Slinky and slightly ominous in style, the menacing guitar part in Jeremy Rice’s “Underneath the Ground” is definitely the song’s biggest mood-setter, and you needn’t listen to the track more than once to understand what I mean. Rice is a very moody singer/songwriter, and I think this latest release might be the most forward of any piece he’s stamped his name on thus far in that it makes no mistake indicating exactly what his artistic priorities are. Inside of the first thirty seconds here, we’re feeling a chill from the ensuing harmony – and once the lead vocal is in the big picture, it’s as though that chill has grown tenfold.

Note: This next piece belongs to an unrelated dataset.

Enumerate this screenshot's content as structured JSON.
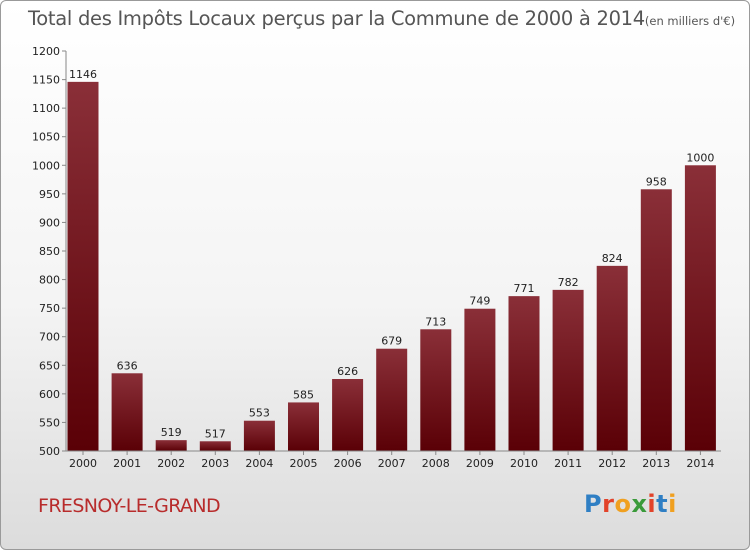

The music video for “Underneath the Ground,” whether intentionally or not, has a disturbingly surreal quality that I’ve noticed trending elsewhere in indie rock over the past couple of years (but scarcely witnessed in such a creepy manner as it’s presented here). Rice doesn’t conceal his devilishness in this visual component of the release by any means; on the contrary, I think he basks in the danger element of the music all the more by embracing this sort of rebelliousness in his most recent on-screen work.
Rice’s vocal harmonies get to be a little grating in the chorus, primarily because of how overstated they become in the master mix. It’s like producers can’t make up their minds whether or not we’re to be focusing on the vocal dynamic or the fabric of the instrumentation guiding it from the backdrop, and in the end, there’s not enough of either to really appreciate what could have transpired here. That’s one misstep that could potentially be undone in a proper live version of “Underneath the Ground,” which we’ll hopefully have the chance to see and hear a lot sooner than later.
The linguistics shift from one language to the next – and from melodic singing to soft rapping – is really a bit jarring when you first encounter it, but I think that was precisely the point Rice was going for. There’s something to be said about using texture, tone and even odd tempos to create an atmosphere in your music, particularly when taking into account how archaic a lot of mainstream pop musicians find the very notion to be, and that’s part of why I think Jeremy Rice has been able to develop the following he has despite having so much competition on either side of the Canadian-American border.
“Underneath the Ground” is definitely an unconventional tune, and if there were any debate as to whether or not Jeremy Rice were becoming unoriginal in his dispatches, I think one look at the video for this single is doing to dash any such commentary from top to bottom. Rice has a unique style that has had a bit of time to simmer and develop in all the right ways, and if provided a bit more room and resources to collaborate with better influences than he’s presently working with, I believe he’ll find his feet in the mainstream eventually.